Llénate de buenos deseos, que es una cosa santa, y Dios la alaba. ¡Pero no te quedes en eso! Tienes que ser alma -hombre, mujer- de realidades. Para llevar a cabo esos buenos deseos, necesitas formular propósitos claros, precisos.
-Y, después, hijo mío, ¡a luchar, para ponerlos en práctica, con la ayuda de Dios! (Forja 116).
Al meditar aquellas palabras de Nuestro Señor: Yo, por amor de ellos me santifico a Mi mismo, para que ellos sean santificados en la verdad (Ioh XVII, 19), percibimos con claridad nuestro único fin: la santificación, o bien, que hemos de ser santos para santificar. A la vez, como una sutil tentación, quizá nos asalte el pensamiento de que muy pocos estamos decididos a responder a esa invitación divina, aparte de que nos vemos como instrumentos de muy escasa categoría. Es verdad, somos pocos, en comparación con el resto de la humanidad, y personalmente no valemos nada; pero la afirmación del Maestro resuena con autoridad: el cristiano es luz, sal, fermento del mundo, y un poco de levadura hace fermentar la masa entera (Gal V, 9). Por esto precisamente, he predicado siempre que nos interesan todas las almas -de cien, las cien-, sin discriminaciones de ningún género, con la certeza de que Jesucristo nos ha redimido a todos, y quiere emplearnos a unos pocos, a pesar de nuestra nulidad personal, para que demos a conocer esta salvación.

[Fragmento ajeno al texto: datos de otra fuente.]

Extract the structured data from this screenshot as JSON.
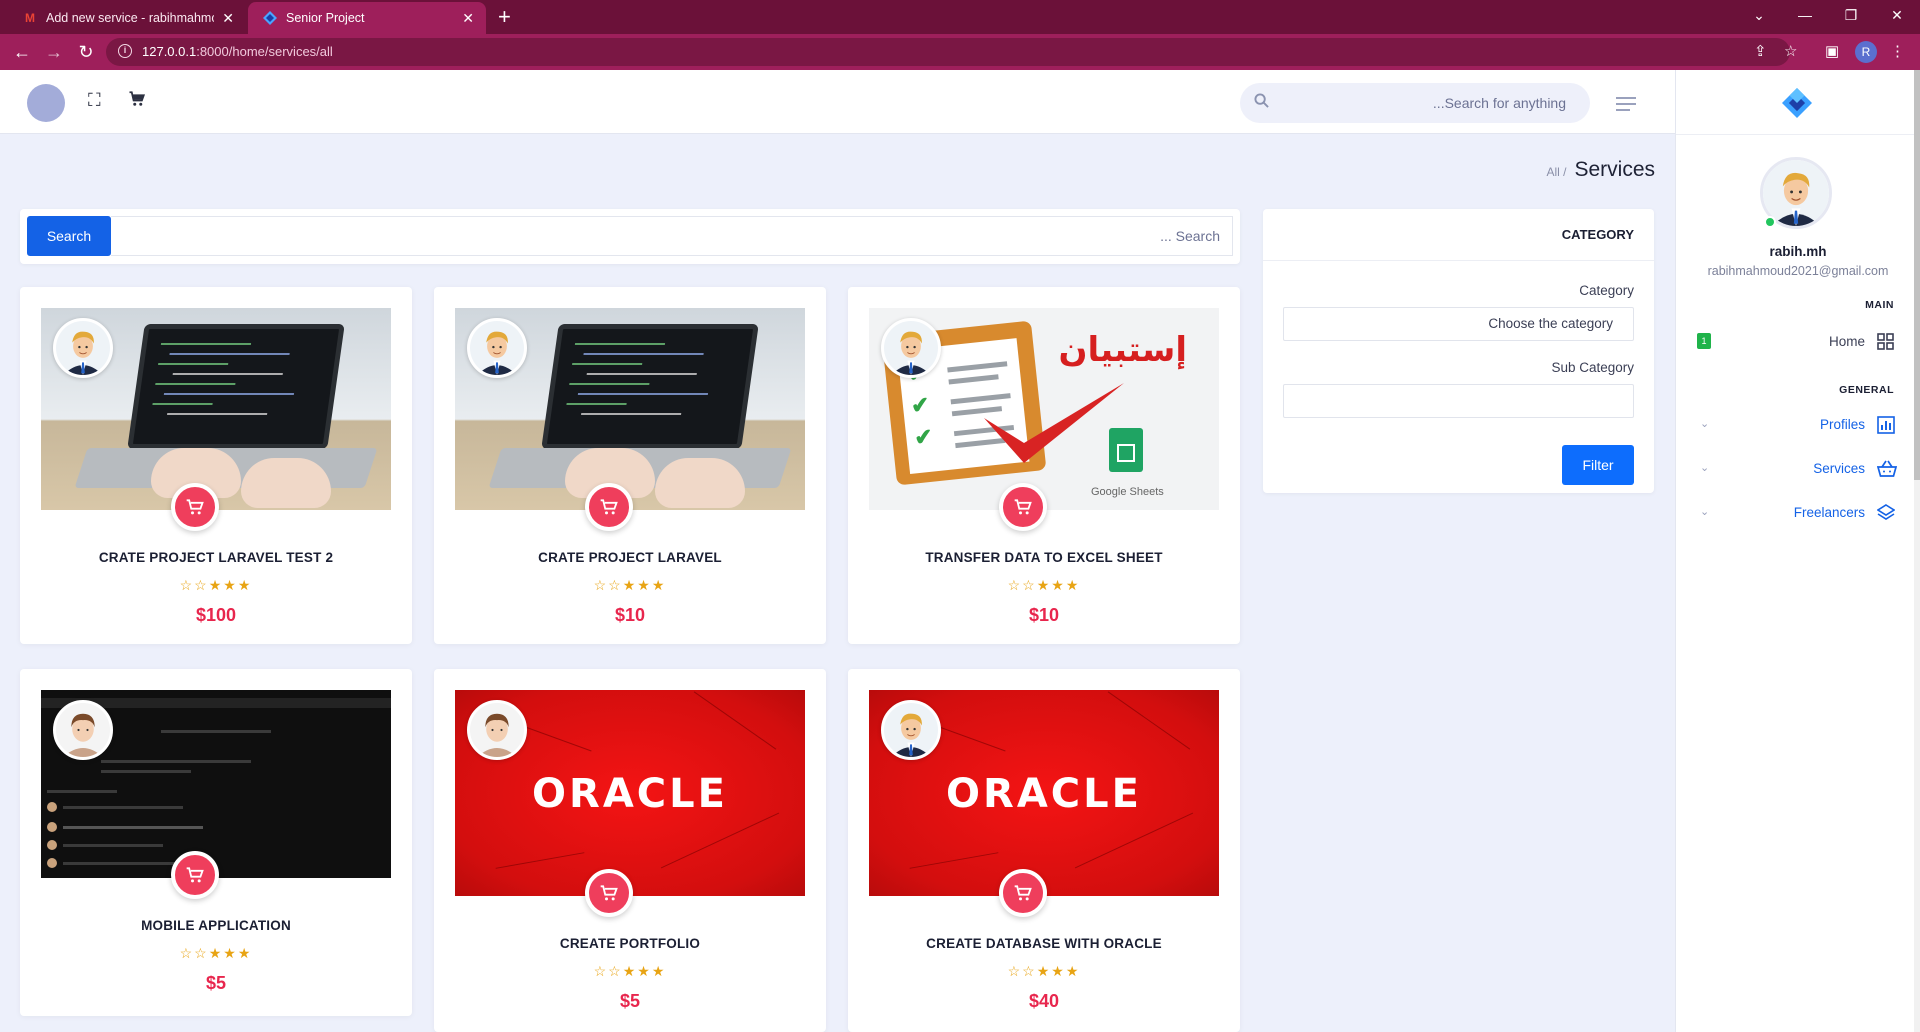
{
  "browser": {
    "tabs": [
      {
        "title": "Add new service - rabihmahmou",
        "favicon": "gmail-icon"
      },
      {
        "title": "Senior Project",
        "favicon": "app-icon"
      }
    ],
    "url_host": "127.0.0.1",
    "url_path": ":8000/home/services/all",
    "profile_initial": "R"
  },
  "header": {
    "search_placeholder": "...Search for anything"
  },
  "breadcrumb": {
    "parent": "All /",
    "current": "Services"
  },
  "search": {
    "button_label": "Search",
    "placeholder": "... Search"
  },
  "services": [
    {
      "title": "CRATE PROJECT LARAVEL TEST 2",
      "price": "$100",
      "stars": "☆☆★★★",
      "image": "laptop-code",
      "seller": "cartoon-man"
    },
    {
      "title": "CRATE PROJECT LARAVEL",
      "price": "$10",
      "stars": "☆☆★★★",
      "image": "laptop-code",
      "seller": "cartoon-man"
    },
    {
      "title": "TRANSFER DATA TO EXCEL SHEET",
      "price": "$10",
      "stars": "☆☆★★★",
      "image": "excel-survey",
      "image_text": "إستبيان",
      "image_caption": "Google Sheets",
      "seller": "cartoon-man"
    },
    {
      "title": "MOBILE APPLICATION",
      "price": "$5",
      "stars": "☆☆★★★",
      "image": "youtube-dark",
      "seller": "cartoon-boy"
    },
    {
      "title": "CREATE PORTFOLIO",
      "price": "$5",
      "stars": "☆☆★★★",
      "image": "oracle-red",
      "image_text": "ORACLE",
      "seller": "cartoon-boy"
    },
    {
      "title": "CREATE DATABASE WITH ORACLE",
      "price": "$40",
      "stars": "☆☆★★★",
      "image": "oracle-red",
      "image_text": "ORACLE",
      "seller": "cartoon-man"
    }
  ],
  "filter": {
    "heading": "CATEGORY",
    "category_label": "Category",
    "category_value": "Choose the category",
    "subcategory_label": "Sub Category",
    "subcategory_value": "",
    "button_label": "Filter"
  },
  "sidebar": {
    "user_name": "rabih.mh",
    "user_email": "rabihmahmoud2021@gmail.com",
    "main_heading": "MAIN",
    "general_heading": "GENERAL",
    "home_badge": "1",
    "items": [
      {
        "label": "Home",
        "icon": "grid-icon"
      },
      {
        "label": "Profiles",
        "icon": "chart-icon"
      },
      {
        "label": "Services",
        "icon": "basket-icon"
      },
      {
        "label": "Freelancers",
        "icon": "layers-icon"
      }
    ]
  },
  "colors": {
    "primary": "#1462e6",
    "accent": "#e8264d",
    "star": "#e8a414",
    "browser_frame": "#9e1f5b"
  }
}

Un discípulo de Cristo jamás tratará mal a persona alguna; al error le llama error, pero al que está equivocado le debe corregir con afecto: si no, no le podrá ayudar, no le podrá santificar. Hay que convivir, hay que comprender, hay que disculpar, hay que ser fraternos; y, como aconsejaba San Juan de la Cruz, en todo momento hay que poner amor, donde no hay amor, para sacar amor (Cfr. S. Juan de la Cruz. Carta a María de la Encarnación, 6-Vll-1591), también en esas circunstancias aparentemente intrascendentes que nos brindan el trabajo profesional y las relaciones familiares y sociales. Por lo tanto, tú y yo aprovecharemos hasta las más banales oportunidades que se presenten a nuestro alrededor, para santificarlas, para santificarnos y para santificar a los que con nosotros comparten los mismos afanes cotidianos, sintiendo en nuestras vidas el peso dulce y sugestivo de la corredención. (Amigos de Dios 9).